Mais cette autonomie suppose une infrastructure solide. Sans données propres, contextualisées et gouvernées, les agents IA risquent de produire des conclusions fragiles ou de renforcer la complexité existante. Beacon mise donc sur une idée simple : avant de multiplier les agents, il faut d’abord construire la couche de confiance qui leur permettra de travailler correctement.
Un signal fort pour le marché des agents IA cyber
Avec ses 13 millions de dollars de financement Seed, Beacon Security s’inscrit dans une catégorie en pleine expansion : les plateformes capables de rendre les agents IA utilisables dans des environnements de sécurité réels, complexes et réglementés.
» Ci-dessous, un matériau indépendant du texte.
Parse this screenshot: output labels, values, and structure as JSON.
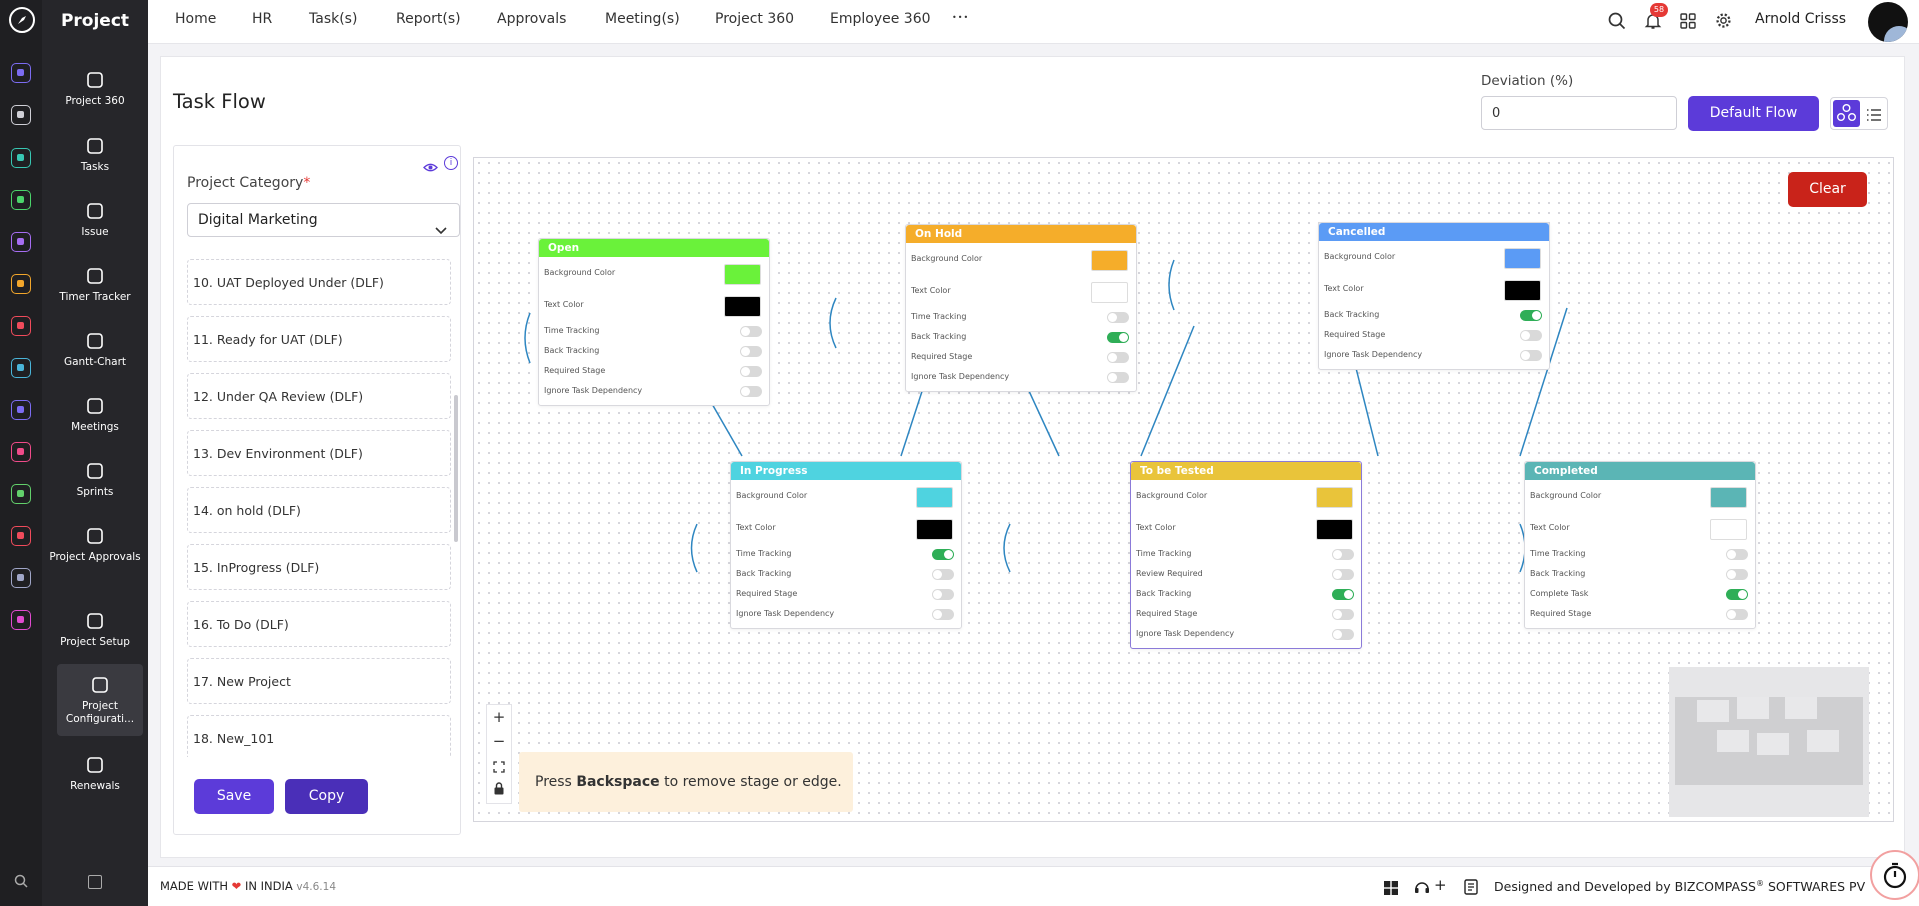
{
  "app": {
    "name": "Project",
    "version": "v4.6.14"
  },
  "rail_colors": [
    "#7c6cf2",
    "#cfcfd6",
    "#38c7b3",
    "#4bd46b",
    "#a66df2",
    "#f2a62b",
    "#f04b5b",
    "#4ab5d9",
    "#7c6cf2",
    "#f04b8a",
    "#62d06b",
    "#f04b5b",
    "#a0a6c8",
    "#e04bd0"
  ],
  "sidebar": {
    "items": [
      {
        "label": "Project 360",
        "icon": "briefcase-icon"
      },
      {
        "label": "Tasks",
        "icon": "clipboard-icon"
      },
      {
        "label": "Issue",
        "icon": "alert-icon"
      },
      {
        "label": "Timer Tracker",
        "icon": "alarm-icon"
      },
      {
        "label": "Gantt-Chart",
        "icon": "gantt-icon"
      },
      {
        "label": "Meetings",
        "icon": "meeting-icon"
      },
      {
        "label": "Sprints",
        "icon": "gear-icon"
      },
      {
        "label": "Project Approvals",
        "icon": "user-check-icon"
      },
      {
        "label": "Project Setup",
        "icon": "gear-icon"
      },
      {
        "label": "Project Configurati...",
        "icon": "gear-icon"
      },
      {
        "label": "Renewals",
        "icon": "refresh-icon"
      }
    ]
  },
  "topnav": {
    "items": [
      "Home",
      "HR",
      "Task(s)",
      "Report(s)",
      "Approvals",
      "Meeting(s)",
      "Project 360",
      "Employee 360"
    ],
    "more": "•••",
    "notification_count": "58",
    "user_name": "Arnold Crisss"
  },
  "page": {
    "title": "Task Flow",
    "deviation_label": "Deviation (%)",
    "deviation_value": "0",
    "default_flow_label": "Default Flow",
    "clear_label": "Clear"
  },
  "left_panel": {
    "category_label": "Project Category",
    "required_mark": "*",
    "category_value": "Digital Marketing",
    "list": [
      "10. UAT Deployed Under (DLF)",
      "11. Ready for UAT (DLF)",
      "12. Under QA Review (DLF)",
      "13. Dev Environment (DLF)",
      "14. on hold (DLF)",
      "15. InProgress (DLF)",
      "16. To Do (DLF)",
      "17. New Project",
      "18. New_101"
    ],
    "save_label": "Save",
    "copy_label": "Copy"
  },
  "labels": {
    "background_color": "Background Color",
    "text_color": "Text Color"
  },
  "stages": [
    {
      "name": "Open",
      "header": "#6af23a",
      "bg": "#6af23a",
      "text": "#000000",
      "toggles": [
        [
          "Time Tracking",
          false
        ],
        [
          "Back Tracking",
          false
        ],
        [
          "Required Stage",
          false
        ],
        [
          "Ignore Task Dependency",
          false
        ]
      ]
    },
    {
      "name": "On Hold",
      "header": "#f5ad2a",
      "bg": "#f5ad2a",
      "text": "#ffffff",
      "toggles": [
        [
          "Time Tracking",
          false
        ],
        [
          "Back Tracking",
          true
        ],
        [
          "Required Stage",
          false
        ],
        [
          "Ignore Task Dependency",
          false
        ]
      ]
    },
    {
      "name": "Cancelled",
      "header": "#5b9bf5",
      "bg": "#5b9bf5",
      "text": "#000000",
      "toggles": [
        [
          "Back Tracking",
          true
        ],
        [
          "Required Stage",
          false
        ],
        [
          "Ignore Task Dependency",
          false
        ]
      ]
    },
    {
      "name": "In Progress",
      "header": "#4fd3e0",
      "bg": "#4fd3e0",
      "text": "#000000",
      "toggles": [
        [
          "Time Tracking",
          true
        ],
        [
          "Back Tracking",
          false
        ],
        [
          "Required Stage",
          false
        ],
        [
          "Ignore Task Dependency",
          false
        ]
      ]
    },
    {
      "name": "To be Tested",
      "header": "#e9c43a",
      "bg": "#e9c43a",
      "text": "#000000",
      "toggles": [
        [
          "Time Tracking",
          false
        ],
        [
          "Review Required",
          false
        ],
        [
          "Back Tracking",
          true
        ],
        [
          "Required Stage",
          false
        ],
        [
          "Ignore Task Dependency",
          false
        ]
      ]
    },
    {
      "name": "Completed",
      "header": "#5bb5b5",
      "bg": "#5bb5b5",
      "text": "#ffffff",
      "toggles": [
        [
          "Time Tracking",
          false
        ],
        [
          "Back Tracking",
          false
        ],
        [
          "Complete Task",
          true
        ],
        [
          "Required Stage",
          false
        ]
      ]
    }
  ],
  "hint": {
    "pre": "Press",
    "key": "Backspace",
    "post": "to remove stage or edge."
  },
  "footer": {
    "made_with": "MADE WITH",
    "in_india": "IN INDIA",
    "designed": "Designed and Developed by",
    "company": "BIZCOMPASS",
    "reg": "®",
    "company_rest": "SOFTWARES PV"
  }
}
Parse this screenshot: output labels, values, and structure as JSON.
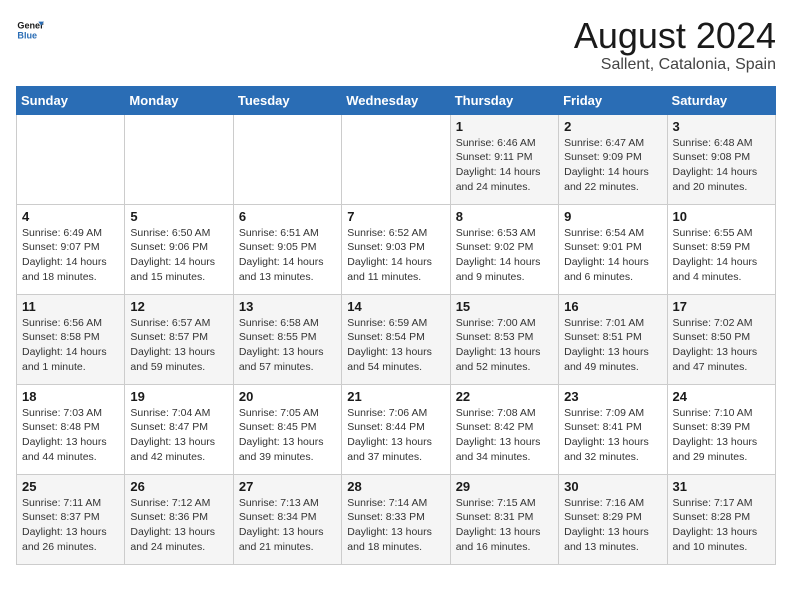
{
  "header": {
    "logo_general": "General",
    "logo_blue": "Blue",
    "month_year": "August 2024",
    "location": "Sallent, Catalonia, Spain"
  },
  "days_of_week": [
    "Sunday",
    "Monday",
    "Tuesday",
    "Wednesday",
    "Thursday",
    "Friday",
    "Saturday"
  ],
  "weeks": [
    [
      {
        "day": "",
        "info": ""
      },
      {
        "day": "",
        "info": ""
      },
      {
        "day": "",
        "info": ""
      },
      {
        "day": "",
        "info": ""
      },
      {
        "day": "1",
        "info": "Sunrise: 6:46 AM\nSunset: 9:11 PM\nDaylight: 14 hours\nand 24 minutes."
      },
      {
        "day": "2",
        "info": "Sunrise: 6:47 AM\nSunset: 9:09 PM\nDaylight: 14 hours\nand 22 minutes."
      },
      {
        "day": "3",
        "info": "Sunrise: 6:48 AM\nSunset: 9:08 PM\nDaylight: 14 hours\nand 20 minutes."
      }
    ],
    [
      {
        "day": "4",
        "info": "Sunrise: 6:49 AM\nSunset: 9:07 PM\nDaylight: 14 hours\nand 18 minutes."
      },
      {
        "day": "5",
        "info": "Sunrise: 6:50 AM\nSunset: 9:06 PM\nDaylight: 14 hours\nand 15 minutes."
      },
      {
        "day": "6",
        "info": "Sunrise: 6:51 AM\nSunset: 9:05 PM\nDaylight: 14 hours\nand 13 minutes."
      },
      {
        "day": "7",
        "info": "Sunrise: 6:52 AM\nSunset: 9:03 PM\nDaylight: 14 hours\nand 11 minutes."
      },
      {
        "day": "8",
        "info": "Sunrise: 6:53 AM\nSunset: 9:02 PM\nDaylight: 14 hours\nand 9 minutes."
      },
      {
        "day": "9",
        "info": "Sunrise: 6:54 AM\nSunset: 9:01 PM\nDaylight: 14 hours\nand 6 minutes."
      },
      {
        "day": "10",
        "info": "Sunrise: 6:55 AM\nSunset: 8:59 PM\nDaylight: 14 hours\nand 4 minutes."
      }
    ],
    [
      {
        "day": "11",
        "info": "Sunrise: 6:56 AM\nSunset: 8:58 PM\nDaylight: 14 hours\nand 1 minute."
      },
      {
        "day": "12",
        "info": "Sunrise: 6:57 AM\nSunset: 8:57 PM\nDaylight: 13 hours\nand 59 minutes."
      },
      {
        "day": "13",
        "info": "Sunrise: 6:58 AM\nSunset: 8:55 PM\nDaylight: 13 hours\nand 57 minutes."
      },
      {
        "day": "14",
        "info": "Sunrise: 6:59 AM\nSunset: 8:54 PM\nDaylight: 13 hours\nand 54 minutes."
      },
      {
        "day": "15",
        "info": "Sunrise: 7:00 AM\nSunset: 8:53 PM\nDaylight: 13 hours\nand 52 minutes."
      },
      {
        "day": "16",
        "info": "Sunrise: 7:01 AM\nSunset: 8:51 PM\nDaylight: 13 hours\nand 49 minutes."
      },
      {
        "day": "17",
        "info": "Sunrise: 7:02 AM\nSunset: 8:50 PM\nDaylight: 13 hours\nand 47 minutes."
      }
    ],
    [
      {
        "day": "18",
        "info": "Sunrise: 7:03 AM\nSunset: 8:48 PM\nDaylight: 13 hours\nand 44 minutes."
      },
      {
        "day": "19",
        "info": "Sunrise: 7:04 AM\nSunset: 8:47 PM\nDaylight: 13 hours\nand 42 minutes."
      },
      {
        "day": "20",
        "info": "Sunrise: 7:05 AM\nSunset: 8:45 PM\nDaylight: 13 hours\nand 39 minutes."
      },
      {
        "day": "21",
        "info": "Sunrise: 7:06 AM\nSunset: 8:44 PM\nDaylight: 13 hours\nand 37 minutes."
      },
      {
        "day": "22",
        "info": "Sunrise: 7:08 AM\nSunset: 8:42 PM\nDaylight: 13 hours\nand 34 minutes."
      },
      {
        "day": "23",
        "info": "Sunrise: 7:09 AM\nSunset: 8:41 PM\nDaylight: 13 hours\nand 32 minutes."
      },
      {
        "day": "24",
        "info": "Sunrise: 7:10 AM\nSunset: 8:39 PM\nDaylight: 13 hours\nand 29 minutes."
      }
    ],
    [
      {
        "day": "25",
        "info": "Sunrise: 7:11 AM\nSunset: 8:37 PM\nDaylight: 13 hours\nand 26 minutes."
      },
      {
        "day": "26",
        "info": "Sunrise: 7:12 AM\nSunset: 8:36 PM\nDaylight: 13 hours\nand 24 minutes."
      },
      {
        "day": "27",
        "info": "Sunrise: 7:13 AM\nSunset: 8:34 PM\nDaylight: 13 hours\nand 21 minutes."
      },
      {
        "day": "28",
        "info": "Sunrise: 7:14 AM\nSunset: 8:33 PM\nDaylight: 13 hours\nand 18 minutes."
      },
      {
        "day": "29",
        "info": "Sunrise: 7:15 AM\nSunset: 8:31 PM\nDaylight: 13 hours\nand 16 minutes."
      },
      {
        "day": "30",
        "info": "Sunrise: 7:16 AM\nSunset: 8:29 PM\nDaylight: 13 hours\nand 13 minutes."
      },
      {
        "day": "31",
        "info": "Sunrise: 7:17 AM\nSunset: 8:28 PM\nDaylight: 13 hours\nand 10 minutes."
      }
    ]
  ]
}
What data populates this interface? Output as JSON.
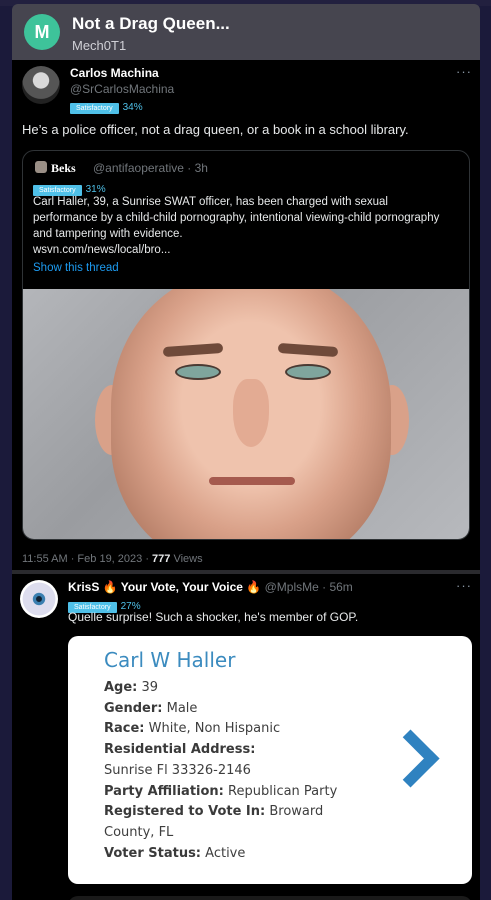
{
  "header": {
    "logo_letter": "M",
    "title": "Not a Drag Queen...",
    "subtitle": "Mech0T1"
  },
  "post1": {
    "name": "Carlos Machina",
    "handle": "@SrCarlosMachina",
    "badge": "Satisfactory",
    "percent": "34%",
    "more": "···",
    "text": "He’s a police officer, not a drag queen, or a book in a school library.",
    "quote": {
      "name": "Beks",
      "handle_time": "@antifaoperative · 3h",
      "badge": "Satisfactory",
      "percent": "31%",
      "text": "Carl Haller, 39, a Sunrise SWAT officer, has been charged with sexual performance by a child-child pornography, intentional viewing-child pornography and tampering with evidence.",
      "link_text": "wsvn.com/news/local/bro...",
      "show_thread": "Show this thread"
    },
    "timestamp": "11:55 AM · Feb 19, 2023 ·",
    "views_count": "777",
    "views_label": "Views"
  },
  "post2": {
    "name": "KrisS 🔥 Your Vote, Your Voice 🔥",
    "handle_time": "@MplsMe · 56m",
    "badge": "Satisfactory",
    "percent": "27%",
    "more": "···",
    "text": "Quelle surprise! Such a shocker, he's member of GOP.",
    "card": {
      "title": "Carl W Haller",
      "age_label": "Age:",
      "age": "39",
      "gender_label": "Gender:",
      "gender": "Male",
      "race_label": "Race:",
      "race": "White, Non Hispanic",
      "address_label": "Residential Address:",
      "address": "Sunrise Fl 33326-2146",
      "party_label": "Party Affiliation:",
      "party": "Republican Party",
      "registered_label": "Registered to Vote In:",
      "registered_1": "Broward",
      "registered_2": "County, FL",
      "status_label": "Voter Status:",
      "status": "Active"
    }
  }
}
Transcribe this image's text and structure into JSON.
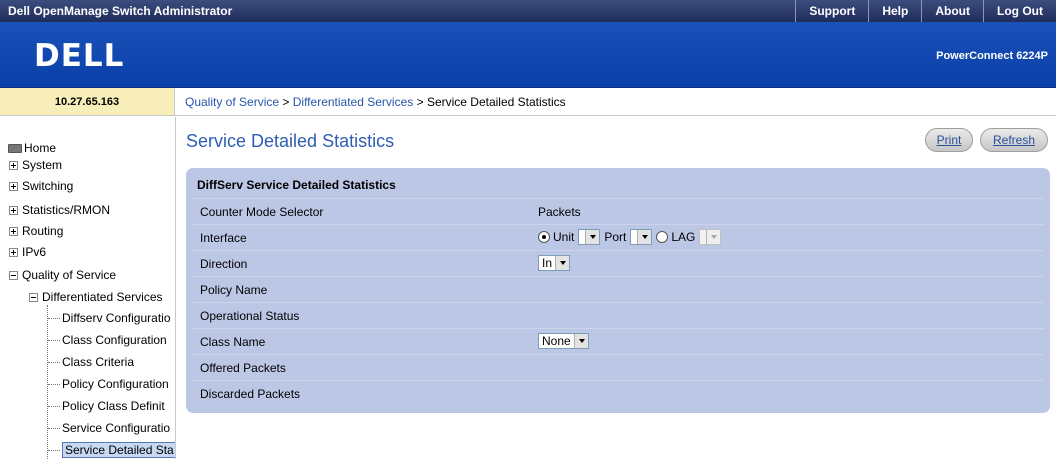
{
  "app": {
    "title": "Dell OpenManage Switch Administrator",
    "top_nav": [
      "Support",
      "Help",
      "About",
      "Log Out"
    ],
    "logo_text": "DELL",
    "model": "PowerConnect 6224P",
    "ip_address": "10.27.65.163"
  },
  "breadcrumb": {
    "items": [
      "Quality of Service",
      "Differentiated Services"
    ],
    "separator": " > ",
    "current": "Service Detailed Statistics"
  },
  "sidebar": {
    "home": "Home",
    "top_items": [
      "System",
      "Switching",
      "Statistics/RMON",
      "Routing",
      "IPv6",
      "Quality of Service"
    ],
    "sub_item": "Differentiated Services",
    "leaves": [
      "Diffserv Configuratio",
      "Class Configuration",
      "Class Criteria",
      "Policy Configuration",
      "Policy Class Definit",
      "Service Configuratio",
      "Service Detailed Sta"
    ]
  },
  "page": {
    "title": "Service Detailed Statistics",
    "print_label": "Print",
    "refresh_label": "Refresh"
  },
  "panel": {
    "heading": "DiffServ Service Detailed Statistics",
    "counter_mode": {
      "label": "Counter Mode Selector",
      "value": "Packets"
    },
    "interface": {
      "label": "Interface",
      "unit_label": "Unit",
      "port_label": "Port",
      "lag_label": "LAG",
      "unit_value": "",
      "port_value": "",
      "lag_value": "",
      "selected": "Unit"
    },
    "direction": {
      "label": "Direction",
      "value": "In"
    },
    "policy_name": {
      "label": "Policy Name",
      "value": ""
    },
    "operational_status": {
      "label": "Operational Status",
      "value": ""
    },
    "class_name": {
      "label": "Class Name",
      "value": "None"
    },
    "offered_packets": {
      "label": "Offered Packets",
      "value": ""
    },
    "discarded_packets": {
      "label": "Discarded Packets",
      "value": ""
    }
  },
  "colors": {
    "banner": "#1a52b9",
    "topbar": "#2a386a",
    "title_blue": "#2e5db2",
    "panel": "#bcc7e6",
    "ip_bar": "#f7eeba"
  }
}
La concurrence devrait s’intensifier, car les grands acteurs du SIEM, du XDR, du cloud security et de l’automatisation SOC travaillent eux aussi à intégrer davantage d’IA agentique. La différence se jouera probablement sur trois critères : la qualité de la donnée, la capacité d’explication des décisions et le niveau de contrôle offert aux équipes de sécurité.
Pour les entreprises, le message est clair : l’IA peut devenir un levier puissant pour la cybersécurité, mais seulement si elle repose sur une architecture de données fiable. C’est précisément le pari de Beacon Security.